The social networking sites, be
it Facebook or Twitter, made me meet people of my own kind - people who
appreciated reading, people who encouraged writing, people who could think
beyond the societal norms, stereotypes and discrimination and people who
claimed equality and did not live under patriarchy, people who appreciated the
human tendencies and people who did not judge me for I wasn’t similar to them. I
confined to them. I started living in the virtual ‘social’ life.
When I say I like being alone, I am
definitely lying. Living a secluded life isn’t my thing. But it’s better to be
alone than feeling lonely in a crowd. I am the person who would love to speak about
my perspective of everything and would appreciate an intellectual chat instead
of mere gossips. I am the person who would debate on patriarchy instead of
dancing to the tunes of sexist Bollywood Item numbers/Honey Singh songs which
by the way is the most common way of having fun in the real world around me. Believe
me I long for some real life action in my life. If I could I would probably try
every adventure sport, go around the world without the fiction. I am the person
who wouldn’t mind going out at midnight to paint the town which is obviously a
metaphor.
I certainly have more
acquaintances in the illusive world than the real one. People ask me why I love
being in my college theatre group? My parents probably wouldn’t understand why I
cannot simply quit doing theatre? I am probably that person in the group who
still knows nothing about acting. But the discussions we have in there have
made me develop so much. To most of the people, it would seem that being a part
of theatre has spoiled me. But I would say that it is the only thing which
saved me, kept me sane.
My theatre group is my only real
social life. Otherwise I am the obnoxious boring person whom you cannot bear
for a minute and who is always updating a piece of her mind here and there
because she simply cannot keep it to herself. The idea of shutting down the
laptop and the smart phone to enjoy the life outside seems tempting to me. It really
is. But only if the right kind of people are around, because I am not the
person who can bear anyone and everyone all the time.

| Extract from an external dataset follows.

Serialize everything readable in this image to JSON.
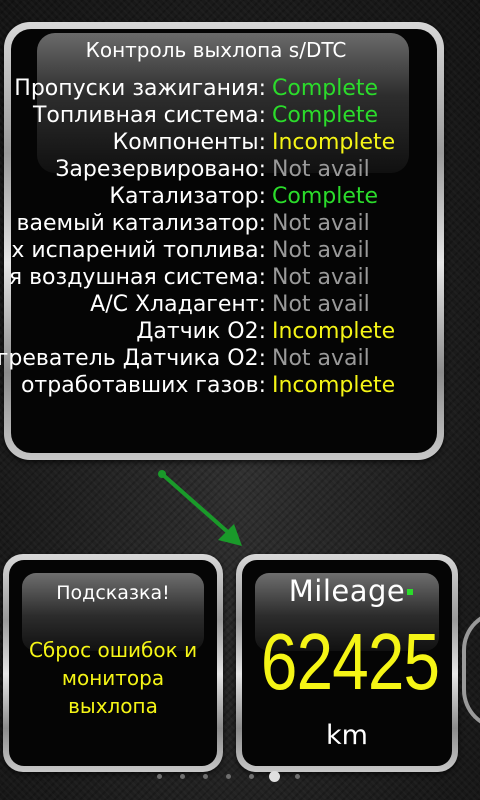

I read. I write. I love listening
to an intellectual discussion over a bread pakoda and chai. I hate Honey Singh’s
songs. I hate dancing to the tunes of bollywood item songs.

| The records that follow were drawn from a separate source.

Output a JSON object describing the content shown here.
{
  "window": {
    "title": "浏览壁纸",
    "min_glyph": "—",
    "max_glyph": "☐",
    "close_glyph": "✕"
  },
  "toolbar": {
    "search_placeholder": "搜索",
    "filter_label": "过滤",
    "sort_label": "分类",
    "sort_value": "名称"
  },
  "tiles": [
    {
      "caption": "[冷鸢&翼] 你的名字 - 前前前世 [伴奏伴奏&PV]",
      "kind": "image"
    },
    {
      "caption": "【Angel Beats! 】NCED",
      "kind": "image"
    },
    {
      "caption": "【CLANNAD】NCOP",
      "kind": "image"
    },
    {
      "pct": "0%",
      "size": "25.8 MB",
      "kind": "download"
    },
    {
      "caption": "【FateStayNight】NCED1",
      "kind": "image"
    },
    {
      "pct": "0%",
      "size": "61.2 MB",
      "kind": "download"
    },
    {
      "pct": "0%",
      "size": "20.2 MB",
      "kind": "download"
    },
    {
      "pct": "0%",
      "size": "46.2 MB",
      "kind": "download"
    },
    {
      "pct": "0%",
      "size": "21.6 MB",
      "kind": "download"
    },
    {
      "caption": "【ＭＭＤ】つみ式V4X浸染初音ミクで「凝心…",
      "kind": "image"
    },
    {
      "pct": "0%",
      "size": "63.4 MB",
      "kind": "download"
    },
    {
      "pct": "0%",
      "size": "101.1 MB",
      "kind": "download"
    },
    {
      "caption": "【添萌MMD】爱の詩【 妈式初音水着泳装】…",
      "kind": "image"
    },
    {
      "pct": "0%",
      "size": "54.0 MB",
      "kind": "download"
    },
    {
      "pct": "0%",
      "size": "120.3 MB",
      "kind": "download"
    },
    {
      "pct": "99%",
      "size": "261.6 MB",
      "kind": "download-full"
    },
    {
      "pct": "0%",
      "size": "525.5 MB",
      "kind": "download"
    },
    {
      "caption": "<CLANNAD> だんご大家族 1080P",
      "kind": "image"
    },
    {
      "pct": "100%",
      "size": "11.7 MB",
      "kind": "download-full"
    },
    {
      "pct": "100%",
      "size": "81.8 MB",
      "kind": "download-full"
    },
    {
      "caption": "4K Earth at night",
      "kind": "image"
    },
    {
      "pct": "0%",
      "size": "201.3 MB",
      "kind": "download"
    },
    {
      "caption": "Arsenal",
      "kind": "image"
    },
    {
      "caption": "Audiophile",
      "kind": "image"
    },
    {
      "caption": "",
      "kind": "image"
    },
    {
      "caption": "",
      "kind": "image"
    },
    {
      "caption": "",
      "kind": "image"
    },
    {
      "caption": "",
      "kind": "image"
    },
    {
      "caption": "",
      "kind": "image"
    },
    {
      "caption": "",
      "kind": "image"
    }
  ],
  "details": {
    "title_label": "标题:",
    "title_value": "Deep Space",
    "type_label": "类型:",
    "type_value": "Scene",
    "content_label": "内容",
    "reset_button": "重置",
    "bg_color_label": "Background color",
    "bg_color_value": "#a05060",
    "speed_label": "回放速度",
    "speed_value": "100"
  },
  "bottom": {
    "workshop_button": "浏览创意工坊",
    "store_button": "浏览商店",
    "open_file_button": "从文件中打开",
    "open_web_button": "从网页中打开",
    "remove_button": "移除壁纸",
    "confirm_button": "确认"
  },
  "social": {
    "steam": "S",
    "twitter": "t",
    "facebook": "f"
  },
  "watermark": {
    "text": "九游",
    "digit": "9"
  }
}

And this does not mean I do not
have a social life. Virtual or real, I have both. It simple does not include
every acquaintance of mine. And I do not think there is anything wrong in being
active on social networking sites if you find the right people there and not in
your real life. And no matter who says what, you always have the time to look
up and say hi to the passerby. You’re never too busy or addicted to the unreal.
You just made a choice that makes you happy. And you know, you do not have to
please anybody, no matter which ‘social’ life they come from.